# remote start stopped working



## jbonner (Mar 16, 2010)

I ahve a 2000 silverado and recently installed a bulldog rs1200 and 791 bypass in it. Everything worked for about a month. Then nothing. The module stopped working. No door locks, no start.(with key fob) I changed the battery, reprogrammed the bypass and starter module. Nothing worked. It seems like the there is no signal getting to the module from the remote, yet when i tested the module, with stripping certain wires and touching together, the truck started. The battery in fob:4-dontkno is new. If anyone knows how to fix, please reply.


----------



## jaggerwild (May 21, 2007)

jbonner said:


> I ahve a 2000 silverado and recently installed a bulldog rs1200 and 791 bypass in it. Everything worked for about a month. Then nothing. The module stopped working. No door locks, no start.(with key fob) I changed the battery, reprogrammed the bypass and starter module. Nothing worked. It seems like the there is no signal getting to the module from the remote, yet when i tested the module, with stripping certain wires and touching together, the truck started. The battery in fob:4-dontkno is new. If anyone knows how to fix, please reply.


 Page ten of the manual tells how to add remote's(same thing as re programming I'd assume) Need more let me know.
http://www.bulldogsecurity.com/bdnew/installmanuals.asp

Your manual again page ten
http://www.bulldogsecurity.com/pdf/ModelsRS1200_1200E.pdf


----------



## jbonner (Mar 16, 2010)

I tryed to reprogram remote but to no avail. I also cleared the unit. Is there a way to test the module to see if it is even functional? Like i said, the module will not respond from the remote. 

Thank you for your the help!


----------



## jaggerwild (May 21, 2007)

jbonner said:


> I tryed to reprogram remote but to no avail. I also cleared the unit. Is there a way to test the module to see if it is even functional?

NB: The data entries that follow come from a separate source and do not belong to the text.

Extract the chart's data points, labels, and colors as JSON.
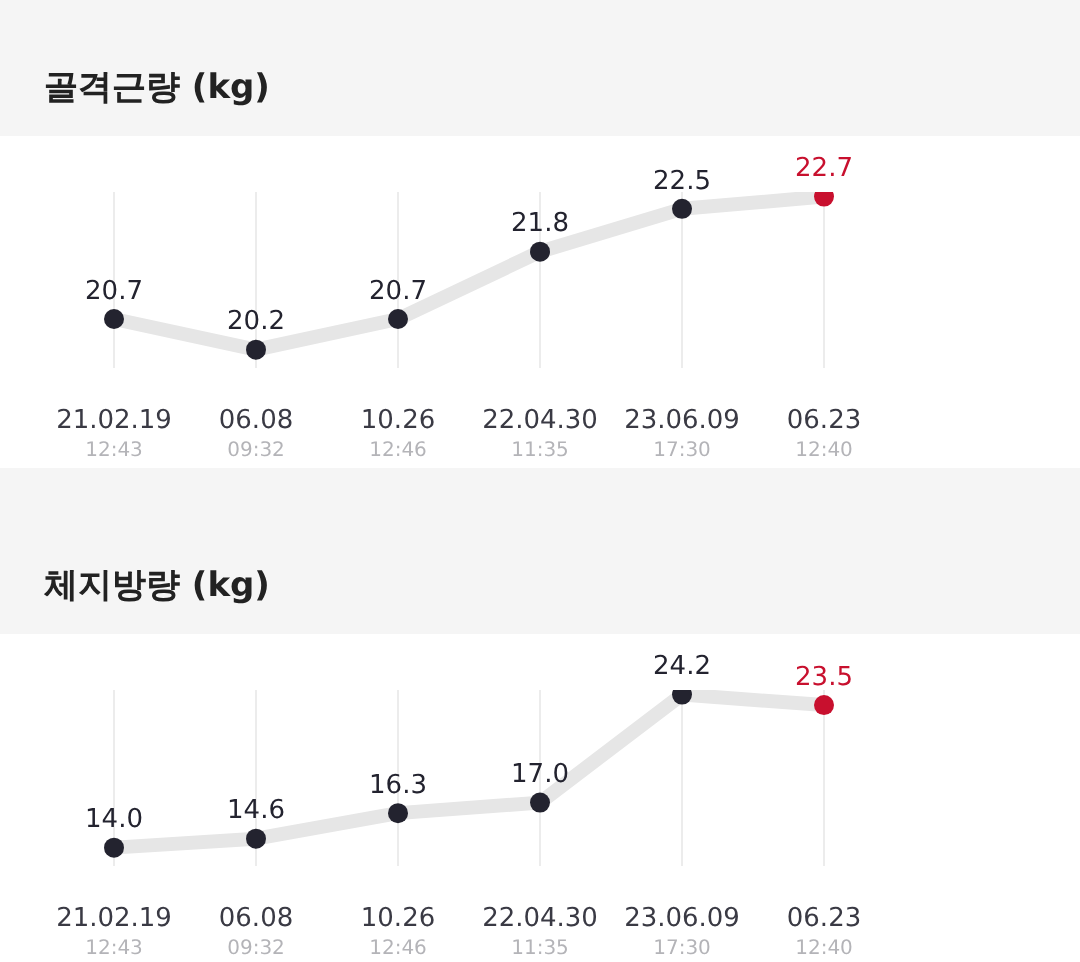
{
  "chart_data": [
    {
      "type": "line",
      "title": "골격근량 (kg)",
      "categories": [
        "21.02.19\n12:43",
        "06.08\n09:32",
        "10.26\n12:46",
        "22.04.30\n11:35",
        "23.06.09\n17:30",
        "06.23\n12:40"
      ],
      "series": [
        {
          "color": "#e6e6e6",
          "colors": [
            "#23232f",
            "#23232f",
            "#23232f",
            "#23232f",
            "#23232f",
            "#c8102e"
          ],
          "values": [
            20.7,
            20.2,
            20.7,
            21.8,
            22.5,
            22.7
          ],
          "value_labels": [
            "20.7",
            "20.2",
            "20.7",
            "21.8",
            "22.5",
            "22.7"
          ]
        }
      ],
      "grid": "x",
      "marker": "circle",
      "legend": false
    },
    {
      "type": "line",
      "title": "체지방량 (kg)",
      "categories": [
        "21.02.19\n12:43",
        "06.08\n09:32",
        "10.26\n12:46",
        "22.04.30\n11:35",
        "23.06.09\n17:30",
        "06.23\n12:40"
      ],
      "series": [
        {
          "color": "#e6e6e6",
          "colors": [
            "#23232f",
            "#23232f",
            "#23232f",
            "#23232f",
            "#23232f",
            "#c8102e"
          ],
          "values": [
            14.0,
            14.6,
            16.3,
            17.0,
            24.2,
            23.5
          ],
          "value_labels": [
            "14.0",
            "14.6",
            "16.3",
            "17.0",
            "24.2",
            "23.5"
          ]
        }
      ],
      "grid": "x",
      "marker": "circle",
      "legend": false
    }
  ]
}
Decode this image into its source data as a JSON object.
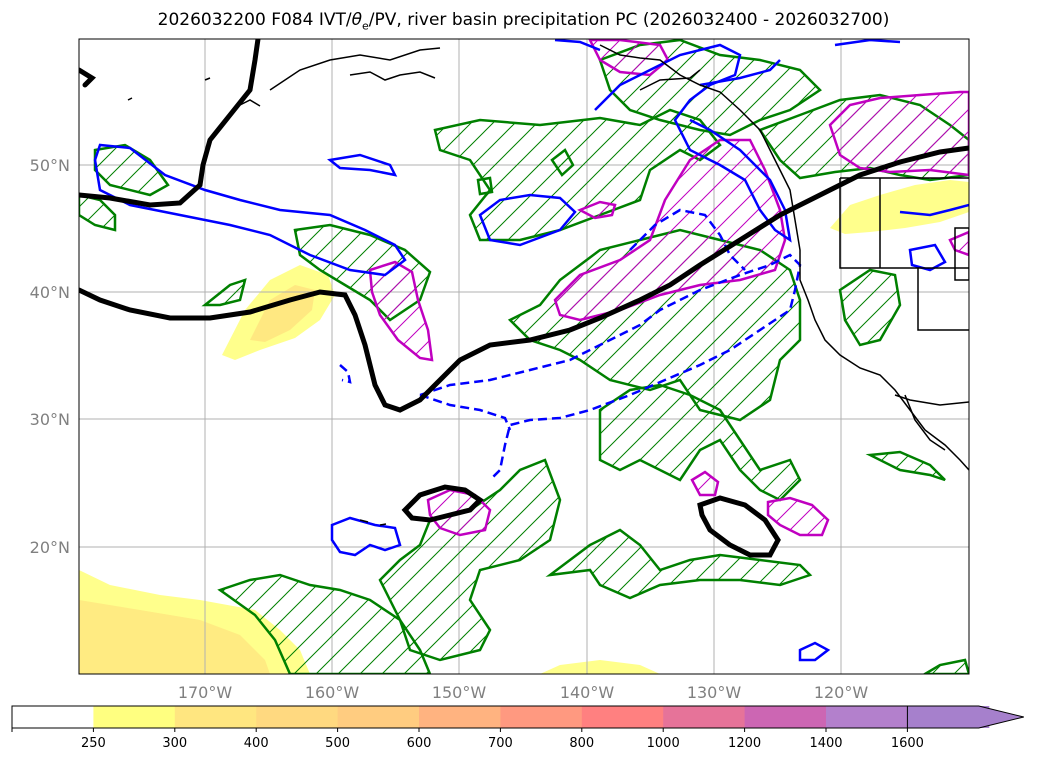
{
  "title": {
    "prefix": "2026032200 F084 IVT/",
    "theta": "θ",
    "theta_sub": "e",
    "suffix": "/PV, river basin precipitation PC (2026032400 - 2026032700)"
  },
  "axes": {
    "lat_labels": [
      "50°N",
      "40°N",
      "30°N",
      "20°N"
    ],
    "lon_labels": [
      "170°W",
      "160°W",
      "150°W",
      "140°W",
      "130°W",
      "120°W"
    ]
  },
  "colorbar": {
    "tick_labels": [
      "250",
      "300",
      "400",
      "500",
      "600",
      "700",
      "800",
      "1000",
      "1200",
      "1400",
      "1600"
    ],
    "colors": [
      "#ffffff",
      "#ffff80",
      "#ffe680",
      "#ffd980",
      "#ffcc80",
      "#ffb380",
      "#ff9980",
      "#ff8080",
      "#e67399",
      "#cc66b3",
      "#b380cc",
      "#a680cc"
    ]
  },
  "colors": {
    "precip_contour": "#008000",
    "pv_contour": "#0000ff",
    "theta_contour": "#c000c0",
    "ivt_contour": "#000000",
    "grid": "#b0b0b0",
    "coast": "#000000"
  }
}
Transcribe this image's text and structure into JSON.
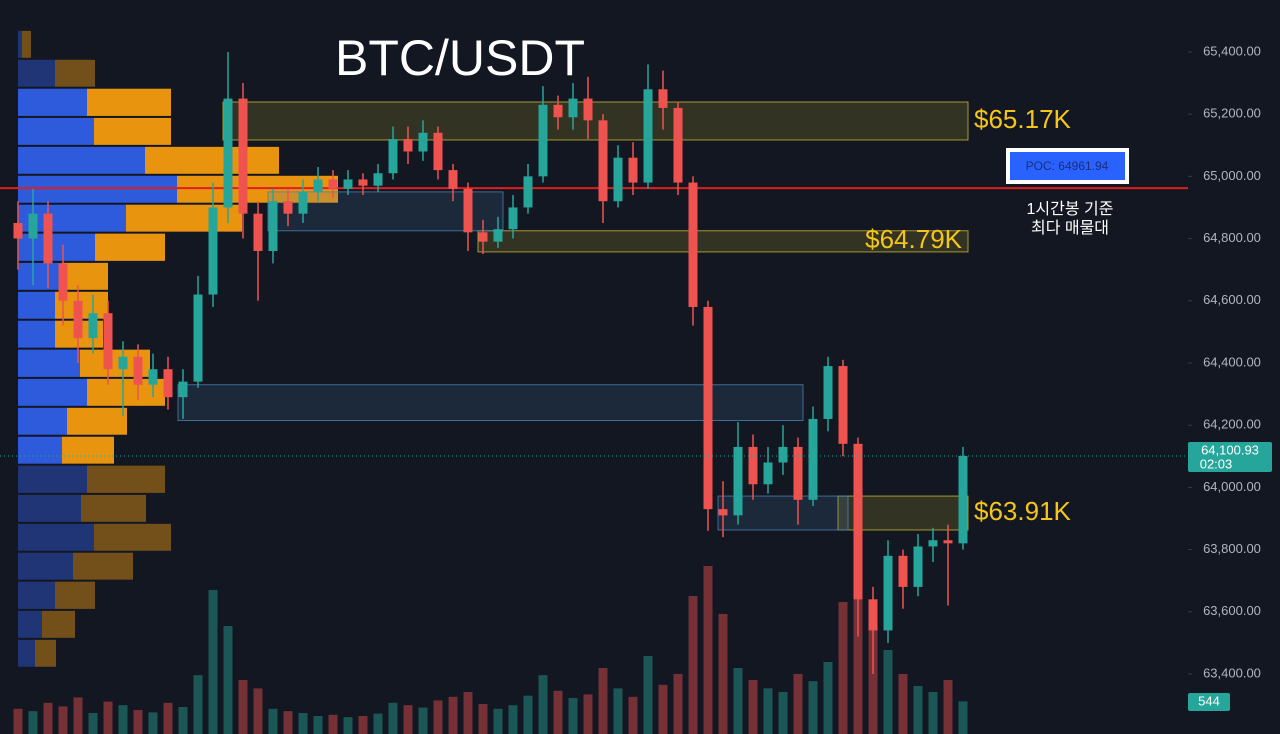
{
  "chart_data": {
    "type": "candlestick",
    "title": "BTC/USDT",
    "up_color": "#26a69a",
    "down_color": "#ef5350",
    "ylim": [
      63207,
      65567
    ],
    "yticks": [
      {
        "value": 63400,
        "label": "63,400.00"
      },
      {
        "value": 63600,
        "label": "63,600.00"
      },
      {
        "value": 63800,
        "label": "63,800.00"
      },
      {
        "value": 64000,
        "label": "64,000.00"
      },
      {
        "value": 64200,
        "label": "64,200.00"
      },
      {
        "value": 64400,
        "label": "64,400.00"
      },
      {
        "value": 64600,
        "label": "64,600.00"
      },
      {
        "value": 64800,
        "label": "64,800.00"
      },
      {
        "value": 65000,
        "label": "65,000.00"
      },
      {
        "value": 65200,
        "label": "65,200.00"
      },
      {
        "value": 65400,
        "label": "65,400.00"
      }
    ],
    "open": [
      64850,
      64800,
      64880,
      64720,
      64600,
      64480,
      64560,
      64380,
      64420,
      64330,
      64380,
      64290,
      64340,
      64620,
      64900,
      65250,
      64880,
      64760,
      64920,
      64880,
      64950,
      64990,
      64960,
      64990,
      64970,
      65010,
      65120,
      65080,
      65140,
      65020,
      64960,
      64820,
      64790,
      64830,
      64900,
      65000,
      65230,
      65190,
      65250,
      65180,
      64920,
      65060,
      64980,
      65280,
      65220,
      64980,
      64580,
      63930,
      63910,
      64130,
      64010,
      64080,
      64130,
      63960,
      64220,
      64390,
      64140,
      63640,
      63540,
      63780,
      63680,
      63810,
      63830,
      63820
    ],
    "high": [
      64920,
      64960,
      64920,
      64780,
      64650,
      64620,
      64600,
      64470,
      64460,
      64430,
      64420,
      64380,
      64680,
      64980,
      65400,
      65300,
      64920,
      64960,
      64960,
      64990,
      65030,
      65020,
      65020,
      65010,
      65040,
      65160,
      65160,
      65180,
      65160,
      65040,
      64980,
      64860,
      64870,
      64940,
      65040,
      65290,
      65260,
      65300,
      65320,
      65200,
      65100,
      65110,
      65360,
      65340,
      65240,
      65000,
      64600,
      64020,
      64210,
      64170,
      64130,
      64200,
      64160,
      64260,
      64420,
      64410,
      64160,
      63680,
      63830,
      63800,
      63850,
      63870,
      63880,
      64130
    ],
    "low": [
      64700,
      64650,
      64640,
      64520,
      64400,
      64430,
      64330,
      64230,
      64280,
      64290,
      64250,
      64220,
      64320,
      64580,
      64850,
      64800,
      64600,
      64720,
      64840,
      64850,
      64920,
      64930,
      64940,
      64940,
      64950,
      64990,
      65040,
      65050,
      64990,
      64920,
      64760,
      64750,
      64770,
      64800,
      64880,
      64980,
      65150,
      65150,
      65120,
      64850,
      64900,
      64940,
      64960,
      65150,
      64940,
      64520,
      63860,
      63840,
      63880,
      63960,
      63980,
      64040,
      63880,
      63940,
      64180,
      64100,
      63520,
      63400,
      63500,
      63610,
      63650,
      63760,
      63620,
      63800
    ],
    "close": [
      64800,
      64880,
      64720,
      64600,
      64480,
      64560,
      64380,
      64420,
      64330,
      64380,
      64290,
      64340,
      64620,
      64900,
      65250,
      64880,
      64760,
      64920,
      64880,
      64950,
      64990,
      64960,
      64990,
      64970,
      65010,
      65120,
      65080,
      65140,
      65020,
      64960,
      64820,
      64790,
      64830,
      64900,
      65000,
      65230,
      65190,
      65250,
      65180,
      64920,
      65060,
      64980,
      65280,
      65220,
      64980,
      64580,
      63930,
      63910,
      64130,
      64010,
      64080,
      64130,
      63960,
      64220,
      64390,
      64140,
      63640,
      63540,
      63780,
      63680,
      63810,
      63830,
      63820,
      64100.93
    ],
    "volume": [
      420,
      380,
      520,
      460,
      610,
      350,
      540,
      480,
      400,
      360,
      520,
      450,
      980,
      2400,
      1800,
      900,
      760,
      420,
      380,
      350,
      300,
      320,
      280,
      300,
      340,
      520,
      480,
      440,
      560,
      620,
      700,
      500,
      420,
      480,
      640,
      980,
      720,
      600,
      660,
      1100,
      760,
      620,
      1300,
      820,
      1000,
      2300,
      2800,
      2000,
      1100,
      900,
      760,
      700,
      1000,
      880,
      1200,
      2200,
      2600,
      1900,
      1400,
      1000,
      800,
      700,
      900,
      544
    ],
    "vlim": [
      0,
      3000
    ],
    "last_price": {
      "label": "64,100.93",
      "countdown": "02:03"
    },
    "poc": {
      "value": 64961.94,
      "label": "POC: 64961.94",
      "color": "#e01e1e",
      "note": [
        "1시간봉 기준",
        "최다 매물대"
      ]
    },
    "zones": [
      {
        "low": 65117,
        "high": 65239,
        "from": 14,
        "to": 63,
        "color": "#c9b531",
        "label": "$65.17K"
      },
      {
        "low": 64757,
        "high": 64825,
        "from": 31,
        "to": 63,
        "color": "#c9b531",
        "label": "$64.79K",
        "label_inside": true
      },
      {
        "low": 63863,
        "high": 63972,
        "from": 55,
        "to": 63,
        "color": "#c9b531",
        "label": "$63.91K"
      },
      {
        "low": 64825,
        "high": 64950,
        "from": 17,
        "to": 32,
        "color": "#4a7fb0"
      },
      {
        "low": 64215,
        "high": 64330,
        "from": 11,
        "to": 52,
        "color": "#4a7fb0"
      },
      {
        "low": 63863,
        "high": 63972,
        "from": 47,
        "to": 55,
        "color": "#4a7fb0"
      }
    ],
    "volume_profile": {
      "bins": [
        65471,
        65378,
        65285,
        65191,
        65098,
        65005,
        64912,
        64819,
        64725,
        64632,
        64539,
        64446,
        64352,
        64259,
        64166,
        64073,
        63979,
        63886,
        63793,
        63700,
        63606,
        63513,
        63420
      ],
      "buy": [
        4,
        37,
        69,
        76,
        127,
        159,
        108,
        77,
        44,
        37,
        37,
        62,
        69,
        49,
        44,
        69,
        63,
        76,
        55,
        37,
        24,
        17
      ],
      "sell": [
        9,
        40,
        84,
        77,
        134,
        161,
        116,
        70,
        46,
        53,
        48,
        70,
        78,
        60,
        52,
        78,
        65,
        77,
        60,
        40,
        33,
        21
      ],
      "value_area": [
        64073,
        65285
      ],
      "buy_color": "#2e5bdc",
      "sell_color": "#e8940f"
    }
  }
}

Like i said, the module will not respond from the remote.
> 
> Thank you for your the help!


 The Module will have a burnt smell to it usually if it is dead, you could unplug it and undo the four screws. Some people sell used units they pull out of cars on Flee Bay, as I used to get many for free just for pulling them out. Or contact them by E-mail see if they can do anything for you.



> yet when i tested the module, with stripping certain wires and touching together, the truck started.


 I would say check the wires but it seems you did it and there OK, the remote part of the unit may just be gone. If you live in the city where there is heavy RF interferences I'd suggest trying it some where else to make certain.


----------



## lcurle (Oct 5, 2008)

normally when you hit a button on the remote you can hear the unit click open a few relays.


----------